I like organizing stuff. Yesterday as a nice rainy day activity, I took everything out of my standing freezer, cleaned the inside, and sorted the food into categories. I’m a former cataloger, this was easy. It was incredibly full of very healthy things, though some of them had gotten freezer burn or were older than seemed safe to try to eat. But it wasn’t organized and I had no idea what all was in there. Folks, I don’t need to buy meat for months. And now that I know what’s in there, and can find it, I’m looking at new recipes and ways to eat what I found.
This beautifully organized freezer has a divided bottom drawer with meat divided by type, with the oldest in the front so I’ll grab it first. On the right side we have way too many packages of ground beef in 1 lb packages from Sam’s. On the left we have way too many packs of Sam’s chicken thighs. In the middle are random miscellaneous beef such as beef tips, stew meat, and Italian sausage.
In the next drawer we now have frozen veggies on one side (apparently I got a great deal on Birds Eye Pearl Onions, which I love to add to stew but sometimes have trouble finding) and frozen fruit on the other side, heavy on cranberries and blueberries.
Up a shelf we have pre-packaged things such as frozen chicken cordon bleu that I forgot I had. And up one more we find frozen salmon and tilpia, with some portioned out single-serve containers of spaghetti pie and red beans and rice. On the top shelf is a basket with frozen pork tenderloins – I could eat one a week for the next 6 weeks! – and bread things.

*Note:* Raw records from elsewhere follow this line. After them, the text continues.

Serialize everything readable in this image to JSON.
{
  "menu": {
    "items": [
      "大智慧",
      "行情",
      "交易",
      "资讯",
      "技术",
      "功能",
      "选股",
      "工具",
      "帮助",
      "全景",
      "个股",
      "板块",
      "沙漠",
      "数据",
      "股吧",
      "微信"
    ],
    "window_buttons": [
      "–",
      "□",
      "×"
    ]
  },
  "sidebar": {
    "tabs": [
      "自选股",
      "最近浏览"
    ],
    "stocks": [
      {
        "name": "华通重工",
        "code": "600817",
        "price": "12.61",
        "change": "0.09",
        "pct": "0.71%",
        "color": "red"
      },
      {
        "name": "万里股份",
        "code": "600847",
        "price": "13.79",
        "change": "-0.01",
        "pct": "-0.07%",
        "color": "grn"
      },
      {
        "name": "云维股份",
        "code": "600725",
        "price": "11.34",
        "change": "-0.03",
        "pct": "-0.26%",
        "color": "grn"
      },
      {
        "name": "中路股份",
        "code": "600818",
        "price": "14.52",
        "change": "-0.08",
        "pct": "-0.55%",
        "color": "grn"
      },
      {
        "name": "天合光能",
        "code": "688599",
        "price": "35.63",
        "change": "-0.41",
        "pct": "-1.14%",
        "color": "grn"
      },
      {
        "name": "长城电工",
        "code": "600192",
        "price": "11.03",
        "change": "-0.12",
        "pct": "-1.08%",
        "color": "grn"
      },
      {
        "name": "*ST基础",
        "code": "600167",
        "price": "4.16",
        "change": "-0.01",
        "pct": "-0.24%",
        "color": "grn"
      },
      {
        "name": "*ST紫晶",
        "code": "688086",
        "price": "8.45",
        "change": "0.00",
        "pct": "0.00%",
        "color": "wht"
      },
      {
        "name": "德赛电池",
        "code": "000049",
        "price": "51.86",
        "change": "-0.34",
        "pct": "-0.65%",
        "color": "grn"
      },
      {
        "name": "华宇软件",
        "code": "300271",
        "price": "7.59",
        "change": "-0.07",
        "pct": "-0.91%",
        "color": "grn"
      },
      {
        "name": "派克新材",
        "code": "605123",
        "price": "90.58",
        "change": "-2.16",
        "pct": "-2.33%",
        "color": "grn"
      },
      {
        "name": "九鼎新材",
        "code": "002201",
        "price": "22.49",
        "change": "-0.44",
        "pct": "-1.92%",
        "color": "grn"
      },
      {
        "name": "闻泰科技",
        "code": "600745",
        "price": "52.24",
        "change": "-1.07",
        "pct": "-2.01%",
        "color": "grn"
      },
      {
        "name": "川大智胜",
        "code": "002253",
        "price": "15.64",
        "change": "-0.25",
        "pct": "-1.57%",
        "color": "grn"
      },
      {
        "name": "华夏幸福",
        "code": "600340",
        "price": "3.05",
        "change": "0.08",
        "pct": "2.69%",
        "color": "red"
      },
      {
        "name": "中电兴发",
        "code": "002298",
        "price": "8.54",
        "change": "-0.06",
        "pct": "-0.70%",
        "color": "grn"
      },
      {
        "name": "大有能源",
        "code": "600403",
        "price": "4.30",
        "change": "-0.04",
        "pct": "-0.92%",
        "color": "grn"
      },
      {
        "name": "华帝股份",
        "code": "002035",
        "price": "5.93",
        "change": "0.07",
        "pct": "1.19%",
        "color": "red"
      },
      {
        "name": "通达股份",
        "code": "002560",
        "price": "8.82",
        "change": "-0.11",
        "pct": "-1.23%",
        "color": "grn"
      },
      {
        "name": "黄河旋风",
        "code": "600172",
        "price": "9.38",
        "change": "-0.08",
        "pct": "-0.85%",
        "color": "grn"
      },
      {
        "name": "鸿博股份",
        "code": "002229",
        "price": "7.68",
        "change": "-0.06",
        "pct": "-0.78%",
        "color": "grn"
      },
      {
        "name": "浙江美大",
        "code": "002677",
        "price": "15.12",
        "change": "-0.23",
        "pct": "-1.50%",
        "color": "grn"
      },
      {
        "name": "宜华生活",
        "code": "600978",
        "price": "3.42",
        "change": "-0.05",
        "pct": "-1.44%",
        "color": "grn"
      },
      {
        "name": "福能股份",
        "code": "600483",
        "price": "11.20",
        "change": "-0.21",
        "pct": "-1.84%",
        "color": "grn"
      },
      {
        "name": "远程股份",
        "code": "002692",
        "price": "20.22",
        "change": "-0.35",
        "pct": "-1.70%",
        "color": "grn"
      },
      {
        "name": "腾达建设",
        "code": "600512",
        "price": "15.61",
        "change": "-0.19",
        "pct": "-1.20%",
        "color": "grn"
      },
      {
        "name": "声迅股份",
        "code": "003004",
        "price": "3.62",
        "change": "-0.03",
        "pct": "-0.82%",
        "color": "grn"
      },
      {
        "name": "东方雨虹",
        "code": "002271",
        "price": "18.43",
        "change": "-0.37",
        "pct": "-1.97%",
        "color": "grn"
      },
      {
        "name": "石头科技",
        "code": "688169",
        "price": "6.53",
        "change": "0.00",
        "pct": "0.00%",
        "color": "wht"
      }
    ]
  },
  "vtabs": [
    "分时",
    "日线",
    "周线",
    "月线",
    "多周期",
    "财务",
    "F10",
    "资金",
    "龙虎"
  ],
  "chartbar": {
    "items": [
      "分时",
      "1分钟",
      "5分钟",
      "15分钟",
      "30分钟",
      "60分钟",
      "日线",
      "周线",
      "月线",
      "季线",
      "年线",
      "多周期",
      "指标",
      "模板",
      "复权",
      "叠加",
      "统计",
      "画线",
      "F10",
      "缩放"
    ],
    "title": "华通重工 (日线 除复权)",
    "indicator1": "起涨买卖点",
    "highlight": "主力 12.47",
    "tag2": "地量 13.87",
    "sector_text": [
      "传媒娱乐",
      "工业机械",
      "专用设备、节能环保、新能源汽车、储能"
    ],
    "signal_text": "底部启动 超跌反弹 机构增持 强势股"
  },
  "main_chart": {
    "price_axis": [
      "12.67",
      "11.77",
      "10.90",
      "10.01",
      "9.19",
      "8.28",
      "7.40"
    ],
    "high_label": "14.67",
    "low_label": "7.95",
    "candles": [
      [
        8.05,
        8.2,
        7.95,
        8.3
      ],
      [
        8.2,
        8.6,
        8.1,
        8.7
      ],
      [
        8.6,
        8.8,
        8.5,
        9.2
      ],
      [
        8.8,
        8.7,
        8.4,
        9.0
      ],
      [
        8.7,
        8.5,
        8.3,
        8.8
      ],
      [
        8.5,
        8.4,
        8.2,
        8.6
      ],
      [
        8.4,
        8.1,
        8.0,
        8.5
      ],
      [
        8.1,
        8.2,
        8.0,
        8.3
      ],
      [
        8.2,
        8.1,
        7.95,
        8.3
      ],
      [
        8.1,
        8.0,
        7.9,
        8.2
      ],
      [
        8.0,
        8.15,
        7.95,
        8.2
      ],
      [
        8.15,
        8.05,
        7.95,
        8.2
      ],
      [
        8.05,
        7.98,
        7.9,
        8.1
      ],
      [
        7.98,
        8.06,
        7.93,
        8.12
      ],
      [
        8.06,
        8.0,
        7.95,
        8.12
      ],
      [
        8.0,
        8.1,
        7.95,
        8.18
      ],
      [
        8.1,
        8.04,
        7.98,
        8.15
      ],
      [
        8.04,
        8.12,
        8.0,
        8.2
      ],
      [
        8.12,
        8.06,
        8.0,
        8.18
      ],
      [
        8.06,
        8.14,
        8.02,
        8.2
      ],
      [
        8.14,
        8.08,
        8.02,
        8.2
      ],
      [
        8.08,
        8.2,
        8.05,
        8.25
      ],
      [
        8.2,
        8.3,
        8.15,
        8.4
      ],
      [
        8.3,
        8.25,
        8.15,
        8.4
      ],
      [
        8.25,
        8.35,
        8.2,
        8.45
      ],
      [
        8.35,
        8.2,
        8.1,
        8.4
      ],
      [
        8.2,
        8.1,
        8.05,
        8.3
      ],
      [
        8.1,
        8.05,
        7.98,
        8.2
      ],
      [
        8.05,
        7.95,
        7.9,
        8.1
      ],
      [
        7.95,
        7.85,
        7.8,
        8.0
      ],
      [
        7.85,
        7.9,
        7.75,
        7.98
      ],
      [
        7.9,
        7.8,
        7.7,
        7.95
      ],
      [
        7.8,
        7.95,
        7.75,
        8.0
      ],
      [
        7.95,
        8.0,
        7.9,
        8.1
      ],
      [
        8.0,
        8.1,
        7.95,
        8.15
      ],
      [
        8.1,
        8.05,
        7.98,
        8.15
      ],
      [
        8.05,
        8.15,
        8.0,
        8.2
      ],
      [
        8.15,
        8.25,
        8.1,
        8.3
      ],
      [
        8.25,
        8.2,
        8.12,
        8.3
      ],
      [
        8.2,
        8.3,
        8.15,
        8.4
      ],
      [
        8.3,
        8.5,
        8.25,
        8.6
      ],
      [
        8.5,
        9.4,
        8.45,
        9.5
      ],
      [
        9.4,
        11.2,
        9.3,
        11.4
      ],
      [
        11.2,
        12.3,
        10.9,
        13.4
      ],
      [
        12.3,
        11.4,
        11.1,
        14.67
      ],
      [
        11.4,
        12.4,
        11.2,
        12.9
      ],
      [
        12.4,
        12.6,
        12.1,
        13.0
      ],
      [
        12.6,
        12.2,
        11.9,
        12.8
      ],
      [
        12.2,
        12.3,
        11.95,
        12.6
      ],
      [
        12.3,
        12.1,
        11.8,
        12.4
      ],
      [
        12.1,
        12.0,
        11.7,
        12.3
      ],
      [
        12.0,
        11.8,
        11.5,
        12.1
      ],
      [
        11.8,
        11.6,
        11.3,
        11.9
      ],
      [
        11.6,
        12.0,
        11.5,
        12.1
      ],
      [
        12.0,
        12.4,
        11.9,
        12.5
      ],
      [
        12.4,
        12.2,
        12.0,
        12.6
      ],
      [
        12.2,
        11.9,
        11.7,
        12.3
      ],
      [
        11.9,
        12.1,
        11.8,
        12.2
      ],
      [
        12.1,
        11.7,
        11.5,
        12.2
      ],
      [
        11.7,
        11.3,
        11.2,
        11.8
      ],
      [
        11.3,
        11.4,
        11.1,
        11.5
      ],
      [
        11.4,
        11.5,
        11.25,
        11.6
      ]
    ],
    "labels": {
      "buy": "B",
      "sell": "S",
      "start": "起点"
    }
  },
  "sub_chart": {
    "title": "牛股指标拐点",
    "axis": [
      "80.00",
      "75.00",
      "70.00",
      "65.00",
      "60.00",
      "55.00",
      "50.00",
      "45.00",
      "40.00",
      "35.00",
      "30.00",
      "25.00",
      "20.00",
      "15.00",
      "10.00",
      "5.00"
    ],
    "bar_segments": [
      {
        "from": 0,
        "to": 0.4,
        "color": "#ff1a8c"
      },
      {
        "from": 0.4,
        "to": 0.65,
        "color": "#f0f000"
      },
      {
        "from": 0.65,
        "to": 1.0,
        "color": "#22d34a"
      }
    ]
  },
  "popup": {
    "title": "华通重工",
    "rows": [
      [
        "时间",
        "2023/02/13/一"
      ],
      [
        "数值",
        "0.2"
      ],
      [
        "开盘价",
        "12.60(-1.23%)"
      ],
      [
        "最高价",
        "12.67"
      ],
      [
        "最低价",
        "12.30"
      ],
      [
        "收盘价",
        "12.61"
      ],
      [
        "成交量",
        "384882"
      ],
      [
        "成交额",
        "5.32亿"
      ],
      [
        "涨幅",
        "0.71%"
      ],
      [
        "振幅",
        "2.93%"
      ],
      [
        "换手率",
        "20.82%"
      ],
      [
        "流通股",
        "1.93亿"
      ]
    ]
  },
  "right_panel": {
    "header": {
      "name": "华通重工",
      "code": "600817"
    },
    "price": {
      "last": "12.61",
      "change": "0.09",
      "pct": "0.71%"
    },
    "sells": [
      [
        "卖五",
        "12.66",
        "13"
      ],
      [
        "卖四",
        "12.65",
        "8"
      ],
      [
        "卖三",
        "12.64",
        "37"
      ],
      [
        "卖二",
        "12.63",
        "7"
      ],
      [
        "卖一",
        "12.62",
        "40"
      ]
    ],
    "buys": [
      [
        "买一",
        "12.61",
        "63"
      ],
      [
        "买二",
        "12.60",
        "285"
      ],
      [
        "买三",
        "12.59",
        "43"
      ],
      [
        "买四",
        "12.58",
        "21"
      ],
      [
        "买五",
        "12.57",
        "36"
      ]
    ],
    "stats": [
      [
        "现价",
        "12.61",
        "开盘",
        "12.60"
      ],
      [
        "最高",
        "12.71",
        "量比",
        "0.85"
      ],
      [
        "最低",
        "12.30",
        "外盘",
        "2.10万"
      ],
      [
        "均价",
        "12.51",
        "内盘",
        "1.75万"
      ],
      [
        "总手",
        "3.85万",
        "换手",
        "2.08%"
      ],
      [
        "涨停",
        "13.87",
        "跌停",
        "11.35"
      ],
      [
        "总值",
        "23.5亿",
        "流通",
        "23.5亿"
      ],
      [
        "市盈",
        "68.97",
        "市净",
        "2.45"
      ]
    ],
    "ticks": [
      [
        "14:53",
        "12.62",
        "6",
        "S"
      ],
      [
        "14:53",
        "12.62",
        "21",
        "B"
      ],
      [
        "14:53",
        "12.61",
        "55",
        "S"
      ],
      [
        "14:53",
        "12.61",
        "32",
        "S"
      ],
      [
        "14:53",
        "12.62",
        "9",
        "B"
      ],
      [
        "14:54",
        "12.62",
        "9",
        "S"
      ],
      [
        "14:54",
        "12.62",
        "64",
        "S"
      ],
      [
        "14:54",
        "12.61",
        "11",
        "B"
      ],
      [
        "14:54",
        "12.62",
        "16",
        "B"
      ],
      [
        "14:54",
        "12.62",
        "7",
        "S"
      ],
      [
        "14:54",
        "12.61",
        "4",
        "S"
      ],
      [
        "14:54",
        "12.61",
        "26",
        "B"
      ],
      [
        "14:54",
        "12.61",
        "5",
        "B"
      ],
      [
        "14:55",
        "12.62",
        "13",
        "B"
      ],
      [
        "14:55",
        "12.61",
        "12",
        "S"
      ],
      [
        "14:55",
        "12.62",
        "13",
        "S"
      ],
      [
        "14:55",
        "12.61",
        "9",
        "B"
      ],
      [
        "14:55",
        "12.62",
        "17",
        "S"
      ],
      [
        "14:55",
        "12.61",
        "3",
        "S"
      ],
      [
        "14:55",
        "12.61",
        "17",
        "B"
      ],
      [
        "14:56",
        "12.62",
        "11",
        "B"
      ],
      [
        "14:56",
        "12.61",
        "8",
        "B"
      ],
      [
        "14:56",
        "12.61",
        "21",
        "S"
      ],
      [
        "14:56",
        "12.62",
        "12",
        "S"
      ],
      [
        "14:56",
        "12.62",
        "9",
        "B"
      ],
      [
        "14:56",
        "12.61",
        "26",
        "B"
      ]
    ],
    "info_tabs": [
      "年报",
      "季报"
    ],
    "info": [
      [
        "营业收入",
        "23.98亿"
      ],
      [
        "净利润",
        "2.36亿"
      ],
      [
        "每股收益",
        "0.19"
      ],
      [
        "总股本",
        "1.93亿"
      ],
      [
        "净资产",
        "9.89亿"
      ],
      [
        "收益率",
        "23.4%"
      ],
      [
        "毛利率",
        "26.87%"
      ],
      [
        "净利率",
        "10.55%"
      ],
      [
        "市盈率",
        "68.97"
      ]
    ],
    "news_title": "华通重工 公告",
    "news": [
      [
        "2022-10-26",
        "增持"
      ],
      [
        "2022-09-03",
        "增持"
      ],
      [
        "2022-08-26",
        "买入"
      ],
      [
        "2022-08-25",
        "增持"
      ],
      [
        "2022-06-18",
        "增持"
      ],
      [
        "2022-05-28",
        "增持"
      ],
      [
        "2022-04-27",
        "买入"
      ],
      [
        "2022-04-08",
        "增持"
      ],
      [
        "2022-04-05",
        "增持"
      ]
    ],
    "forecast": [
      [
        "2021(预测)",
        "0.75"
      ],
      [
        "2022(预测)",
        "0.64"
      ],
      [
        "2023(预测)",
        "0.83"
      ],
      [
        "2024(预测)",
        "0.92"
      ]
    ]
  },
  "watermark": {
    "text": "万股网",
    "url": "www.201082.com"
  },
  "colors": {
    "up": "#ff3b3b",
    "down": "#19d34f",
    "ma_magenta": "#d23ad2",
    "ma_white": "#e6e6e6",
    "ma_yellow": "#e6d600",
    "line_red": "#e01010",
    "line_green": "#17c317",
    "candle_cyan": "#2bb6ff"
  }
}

And at eye level, organized in rows from front to back, are single-serve containers of things I cooked, frozen, and then sort of forgot were there because I couldn’t easily find them. We have rows of chicken teriyaki, stew, gazpacho, meat sauce, chili, and vegetable beef soup. I don’t have to cook anything for a long time.
On the door are bags of pecans from my yard, a few frozen dinners, and tall containers of chicken and dumplings, soup, stew, and chicken teriyaki. I obviously ran out of individual size containers – gee, I wonder why – so dumped several in one tall plastic container.
I’m feel organized, stocked, and virtuous for doing all of this. I know what’s there and know how to find it. The oldest package of pork tenderloin is defrosting for me to enjoy, and I have plans for a new recipe for Asian glazed chicken thighs in the air fryer, which I have but haven’t actually used yet. Progress. Oh and on the side, I stayed within my food plan yesterday and today. Stringing small beads together, one at a time, for however long it takes.